Clayton A.Railey, Jr. Died of pneumonia on July 30, 2019, in Easton, Maryland, after a long debilitation due to Alzheimer's disease.
Born on 30 December 1931 in Washington, DC to Clayton, Sr. and Eunice Railey, he had three siblings, Eunice Macuch (Mac), George Railey, Sr. (June), and Jane Deckert (Emile).
He met his wife, June Ann Hillock at a fraternity party in 1949 at the University of Maryland, where he swept her off her feet (she had come with another date) and they danced unceasingly for the next 66 years, until she died in 2015.
Clay is survived by their five children, Clay (Don), Jack (Katherine), Kathy (Leo), Mark (Frances), and Courtney (Jack), and 11 grandchildren.
He attended Coolidge High School (1949), University of Maryland (1949-1951), served in the army at Fort Knox (1951-1953), married June in 1954, and graduated from Georgetown University in 1957.
He worked for IBM from 1960-1987; though IBM often stands for "I've Been Moved," he never accepted the numerous offers to transfer to Europe or to headquarters in New York, always wanting to keep the family stable and intact among family, friends and his native DC; family was everything to Clay.
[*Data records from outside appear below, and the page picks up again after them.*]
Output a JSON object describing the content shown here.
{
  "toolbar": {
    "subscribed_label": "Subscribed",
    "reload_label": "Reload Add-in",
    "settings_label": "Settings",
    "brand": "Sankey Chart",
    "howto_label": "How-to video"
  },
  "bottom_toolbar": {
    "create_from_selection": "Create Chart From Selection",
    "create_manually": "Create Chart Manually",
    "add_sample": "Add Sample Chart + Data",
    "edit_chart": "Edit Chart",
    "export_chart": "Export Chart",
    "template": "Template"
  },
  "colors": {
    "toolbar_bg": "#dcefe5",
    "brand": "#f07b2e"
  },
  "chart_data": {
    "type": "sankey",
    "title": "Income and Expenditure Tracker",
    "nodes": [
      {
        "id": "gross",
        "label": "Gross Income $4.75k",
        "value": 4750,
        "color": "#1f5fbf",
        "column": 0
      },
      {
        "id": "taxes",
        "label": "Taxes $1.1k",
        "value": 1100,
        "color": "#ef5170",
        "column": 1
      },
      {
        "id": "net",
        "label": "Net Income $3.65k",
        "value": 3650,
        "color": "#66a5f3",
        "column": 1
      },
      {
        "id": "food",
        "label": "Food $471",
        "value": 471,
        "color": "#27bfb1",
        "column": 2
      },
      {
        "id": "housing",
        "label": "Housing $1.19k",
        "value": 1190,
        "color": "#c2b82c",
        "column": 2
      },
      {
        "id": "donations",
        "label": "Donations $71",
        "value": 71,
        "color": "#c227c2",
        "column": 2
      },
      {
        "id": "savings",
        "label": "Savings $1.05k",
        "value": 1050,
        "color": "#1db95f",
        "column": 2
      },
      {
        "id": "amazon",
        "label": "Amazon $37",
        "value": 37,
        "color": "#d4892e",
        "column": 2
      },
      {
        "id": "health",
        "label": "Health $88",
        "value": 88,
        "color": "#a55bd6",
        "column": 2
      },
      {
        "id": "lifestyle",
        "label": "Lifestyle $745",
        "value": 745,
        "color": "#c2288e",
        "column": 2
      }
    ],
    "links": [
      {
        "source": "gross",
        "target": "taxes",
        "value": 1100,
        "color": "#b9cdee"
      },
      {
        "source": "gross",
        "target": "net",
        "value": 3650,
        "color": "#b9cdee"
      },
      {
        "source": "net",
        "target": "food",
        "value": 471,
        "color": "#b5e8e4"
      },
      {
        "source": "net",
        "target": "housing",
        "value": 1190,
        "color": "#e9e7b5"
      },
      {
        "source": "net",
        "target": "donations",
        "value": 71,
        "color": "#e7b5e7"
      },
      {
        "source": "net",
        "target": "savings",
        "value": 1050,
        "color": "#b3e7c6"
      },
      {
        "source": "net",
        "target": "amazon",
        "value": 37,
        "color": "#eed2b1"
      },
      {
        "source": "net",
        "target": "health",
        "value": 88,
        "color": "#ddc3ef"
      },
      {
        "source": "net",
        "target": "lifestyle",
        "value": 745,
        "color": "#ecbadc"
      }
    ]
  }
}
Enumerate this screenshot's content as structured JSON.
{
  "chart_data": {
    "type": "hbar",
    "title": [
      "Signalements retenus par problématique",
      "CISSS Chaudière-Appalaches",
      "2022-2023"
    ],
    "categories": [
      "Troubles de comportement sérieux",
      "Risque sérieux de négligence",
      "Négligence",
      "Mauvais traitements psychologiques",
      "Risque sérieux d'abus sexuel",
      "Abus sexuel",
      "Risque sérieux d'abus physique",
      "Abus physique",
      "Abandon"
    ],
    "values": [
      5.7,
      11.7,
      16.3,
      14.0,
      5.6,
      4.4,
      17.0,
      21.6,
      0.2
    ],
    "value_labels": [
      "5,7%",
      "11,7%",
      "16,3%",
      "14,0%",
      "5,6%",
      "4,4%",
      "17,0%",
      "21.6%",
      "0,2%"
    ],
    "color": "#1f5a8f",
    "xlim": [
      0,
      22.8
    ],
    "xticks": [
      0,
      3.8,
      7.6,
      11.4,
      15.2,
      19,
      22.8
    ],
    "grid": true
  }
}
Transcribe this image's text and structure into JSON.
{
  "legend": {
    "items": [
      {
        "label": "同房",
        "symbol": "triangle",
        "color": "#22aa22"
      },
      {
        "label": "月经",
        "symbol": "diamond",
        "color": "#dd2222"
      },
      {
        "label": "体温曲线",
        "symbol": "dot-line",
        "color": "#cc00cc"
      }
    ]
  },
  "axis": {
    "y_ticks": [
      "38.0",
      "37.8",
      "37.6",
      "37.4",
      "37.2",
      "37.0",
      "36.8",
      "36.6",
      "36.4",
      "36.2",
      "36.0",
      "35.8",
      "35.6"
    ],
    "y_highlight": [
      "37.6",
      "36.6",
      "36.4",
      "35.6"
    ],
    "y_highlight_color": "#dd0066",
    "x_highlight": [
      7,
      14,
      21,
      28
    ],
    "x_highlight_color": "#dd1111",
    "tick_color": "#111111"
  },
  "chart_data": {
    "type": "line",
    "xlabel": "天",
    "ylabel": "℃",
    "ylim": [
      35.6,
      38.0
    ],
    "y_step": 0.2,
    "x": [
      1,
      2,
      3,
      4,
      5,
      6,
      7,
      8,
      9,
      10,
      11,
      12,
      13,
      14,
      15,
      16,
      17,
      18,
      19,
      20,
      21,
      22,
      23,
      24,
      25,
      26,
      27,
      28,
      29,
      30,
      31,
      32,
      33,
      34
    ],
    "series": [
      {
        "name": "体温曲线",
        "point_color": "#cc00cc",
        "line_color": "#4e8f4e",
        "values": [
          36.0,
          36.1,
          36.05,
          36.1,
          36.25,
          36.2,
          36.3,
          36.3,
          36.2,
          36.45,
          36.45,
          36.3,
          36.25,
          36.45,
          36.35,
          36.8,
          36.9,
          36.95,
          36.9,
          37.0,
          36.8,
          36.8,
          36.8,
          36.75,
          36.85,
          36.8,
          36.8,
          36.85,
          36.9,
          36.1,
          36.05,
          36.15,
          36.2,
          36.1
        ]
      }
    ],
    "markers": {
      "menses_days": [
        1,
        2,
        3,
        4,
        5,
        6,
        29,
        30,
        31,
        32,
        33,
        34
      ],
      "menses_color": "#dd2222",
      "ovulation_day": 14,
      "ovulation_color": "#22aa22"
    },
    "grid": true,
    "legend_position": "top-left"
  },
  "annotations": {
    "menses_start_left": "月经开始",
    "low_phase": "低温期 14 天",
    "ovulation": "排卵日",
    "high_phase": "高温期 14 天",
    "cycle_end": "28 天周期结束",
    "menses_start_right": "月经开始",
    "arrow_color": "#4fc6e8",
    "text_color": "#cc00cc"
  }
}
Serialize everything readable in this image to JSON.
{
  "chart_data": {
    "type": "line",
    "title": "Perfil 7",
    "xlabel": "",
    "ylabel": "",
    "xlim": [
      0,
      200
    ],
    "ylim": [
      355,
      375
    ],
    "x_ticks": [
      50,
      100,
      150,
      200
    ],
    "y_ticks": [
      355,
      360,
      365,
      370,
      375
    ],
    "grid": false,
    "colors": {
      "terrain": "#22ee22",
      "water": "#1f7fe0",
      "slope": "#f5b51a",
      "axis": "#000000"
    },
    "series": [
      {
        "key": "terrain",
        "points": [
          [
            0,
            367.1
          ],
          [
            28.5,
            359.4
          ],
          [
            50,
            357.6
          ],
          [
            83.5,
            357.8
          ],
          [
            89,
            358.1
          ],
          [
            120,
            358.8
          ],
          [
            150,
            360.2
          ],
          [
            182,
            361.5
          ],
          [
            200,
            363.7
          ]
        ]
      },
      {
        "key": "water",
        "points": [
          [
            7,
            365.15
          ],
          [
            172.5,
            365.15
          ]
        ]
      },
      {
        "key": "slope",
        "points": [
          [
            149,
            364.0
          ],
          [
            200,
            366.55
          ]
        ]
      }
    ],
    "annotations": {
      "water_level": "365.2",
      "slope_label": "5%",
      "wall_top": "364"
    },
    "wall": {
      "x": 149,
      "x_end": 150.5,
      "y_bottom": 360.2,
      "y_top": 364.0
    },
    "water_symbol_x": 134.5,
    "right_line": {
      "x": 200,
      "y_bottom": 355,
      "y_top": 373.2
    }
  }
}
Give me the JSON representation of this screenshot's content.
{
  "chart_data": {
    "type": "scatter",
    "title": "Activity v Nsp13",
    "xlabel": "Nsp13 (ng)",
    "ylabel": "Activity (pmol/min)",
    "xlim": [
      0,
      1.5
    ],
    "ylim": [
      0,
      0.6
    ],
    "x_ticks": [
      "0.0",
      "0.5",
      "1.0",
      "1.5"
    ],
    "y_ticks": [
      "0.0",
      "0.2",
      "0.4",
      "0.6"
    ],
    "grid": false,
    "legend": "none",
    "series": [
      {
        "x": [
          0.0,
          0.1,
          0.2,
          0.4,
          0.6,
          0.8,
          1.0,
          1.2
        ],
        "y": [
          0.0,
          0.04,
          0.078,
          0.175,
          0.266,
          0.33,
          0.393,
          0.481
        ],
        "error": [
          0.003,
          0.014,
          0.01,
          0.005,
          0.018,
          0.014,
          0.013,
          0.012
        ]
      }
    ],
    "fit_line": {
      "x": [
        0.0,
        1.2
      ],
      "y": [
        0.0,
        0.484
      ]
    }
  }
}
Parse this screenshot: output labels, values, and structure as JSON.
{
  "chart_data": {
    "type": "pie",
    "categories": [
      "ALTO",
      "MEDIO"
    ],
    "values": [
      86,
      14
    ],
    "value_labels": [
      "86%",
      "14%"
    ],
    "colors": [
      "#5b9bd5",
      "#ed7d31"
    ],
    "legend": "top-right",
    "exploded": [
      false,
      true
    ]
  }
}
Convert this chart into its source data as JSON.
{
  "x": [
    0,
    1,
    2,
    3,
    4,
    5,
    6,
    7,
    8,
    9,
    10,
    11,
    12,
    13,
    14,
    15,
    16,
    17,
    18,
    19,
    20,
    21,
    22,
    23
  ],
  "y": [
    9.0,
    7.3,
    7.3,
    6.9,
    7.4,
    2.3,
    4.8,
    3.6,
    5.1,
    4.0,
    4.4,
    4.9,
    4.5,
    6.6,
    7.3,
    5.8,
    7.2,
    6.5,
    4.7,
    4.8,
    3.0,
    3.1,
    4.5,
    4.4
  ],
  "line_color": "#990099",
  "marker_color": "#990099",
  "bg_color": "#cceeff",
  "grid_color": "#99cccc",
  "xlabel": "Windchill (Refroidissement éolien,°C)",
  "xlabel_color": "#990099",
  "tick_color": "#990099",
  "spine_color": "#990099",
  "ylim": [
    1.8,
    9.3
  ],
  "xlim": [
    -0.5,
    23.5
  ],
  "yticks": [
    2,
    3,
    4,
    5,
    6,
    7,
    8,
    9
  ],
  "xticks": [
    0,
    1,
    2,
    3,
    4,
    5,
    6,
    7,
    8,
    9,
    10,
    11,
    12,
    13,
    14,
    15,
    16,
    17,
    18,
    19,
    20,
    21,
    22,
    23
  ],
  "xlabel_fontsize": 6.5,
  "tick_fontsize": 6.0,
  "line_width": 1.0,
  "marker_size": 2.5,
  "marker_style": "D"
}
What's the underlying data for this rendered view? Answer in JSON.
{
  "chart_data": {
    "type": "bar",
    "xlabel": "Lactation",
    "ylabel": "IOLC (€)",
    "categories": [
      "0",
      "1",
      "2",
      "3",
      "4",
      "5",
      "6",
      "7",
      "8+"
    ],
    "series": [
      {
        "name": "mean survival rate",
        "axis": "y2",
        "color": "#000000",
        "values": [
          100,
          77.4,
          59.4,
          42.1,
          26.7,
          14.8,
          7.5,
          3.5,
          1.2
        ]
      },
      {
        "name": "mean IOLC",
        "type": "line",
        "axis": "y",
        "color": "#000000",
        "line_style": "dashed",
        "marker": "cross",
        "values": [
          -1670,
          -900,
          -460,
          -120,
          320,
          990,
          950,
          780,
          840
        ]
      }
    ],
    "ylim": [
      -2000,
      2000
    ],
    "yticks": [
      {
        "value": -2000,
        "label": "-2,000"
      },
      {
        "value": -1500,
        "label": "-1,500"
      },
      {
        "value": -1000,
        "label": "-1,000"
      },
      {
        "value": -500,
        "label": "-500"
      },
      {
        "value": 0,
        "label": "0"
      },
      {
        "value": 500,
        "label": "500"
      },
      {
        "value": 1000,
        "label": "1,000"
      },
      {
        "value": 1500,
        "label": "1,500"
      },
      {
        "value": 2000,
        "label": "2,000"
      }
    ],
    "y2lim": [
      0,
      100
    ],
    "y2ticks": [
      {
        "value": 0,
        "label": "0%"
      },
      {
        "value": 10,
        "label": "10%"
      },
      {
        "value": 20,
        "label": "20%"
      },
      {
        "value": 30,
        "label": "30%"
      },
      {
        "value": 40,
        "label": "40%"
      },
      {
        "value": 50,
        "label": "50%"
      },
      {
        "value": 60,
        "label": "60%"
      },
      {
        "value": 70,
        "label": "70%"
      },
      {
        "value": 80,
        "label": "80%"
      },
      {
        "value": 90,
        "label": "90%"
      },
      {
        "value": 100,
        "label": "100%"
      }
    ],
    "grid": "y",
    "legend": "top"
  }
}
He was always involved in his children's schooling and activities. At one point, he served as the president of the CYO at Our Lady of Lourdes parish, though he had not yet converted to Catholicism at the time. Friends teasingly renamed the CYO the "PYO" (Protestant Youth Organization). While June and Clay were known for their dancing talent (yes, June would say she was the better dancer because, like Ginger Rogers, she had to dance backwards and in heels), they were equally accomplished in their bridge playing. For years, they shared many a great evening with their bridge club friends and playing duplicate bridge as well. They taught all of their children the game as well, and the house was often filled with neighbors and family playing at two or three tables of bridge. June and Clay always welcomed their children's friends into their home without hesitation, and if someone(s) came at the last minute for dinner, the family rule got invoked: FHB (Family Hold Back). Clay also enjoyed golfing with June and their golfing buddies.
In 1971, June and Clay bought property on the Tred Avon River and built a house that served as a second home for years before they both fully retired there in 1993. They loved it here. In fact, Clay, not famous for traveling much out of his zip code (though he did), once said, laconically: "Why would I want to travel anywhere else when everyone else comes here for vacation?" In the end, though, it was the love that June and Clay had for each other that animated their lives and the life they gave to their children and to their friends. It was this love to which they danced for 65 years together, and which gave others such delight to behold.
Contributions in their memory may be made to the Washington Jesuit Academy (900 Varnum St., NE, Washington DC 20017 (www.wjacademy.org) or to St. Ignatius Loyola Academy (300 E. Gittings St., Baltimore, MD 21230 (www.saintignatius.org).
The funeral mass will be at St. Peter and Paul Church, Easton, on August 7, 2019 at 10.30 a.m.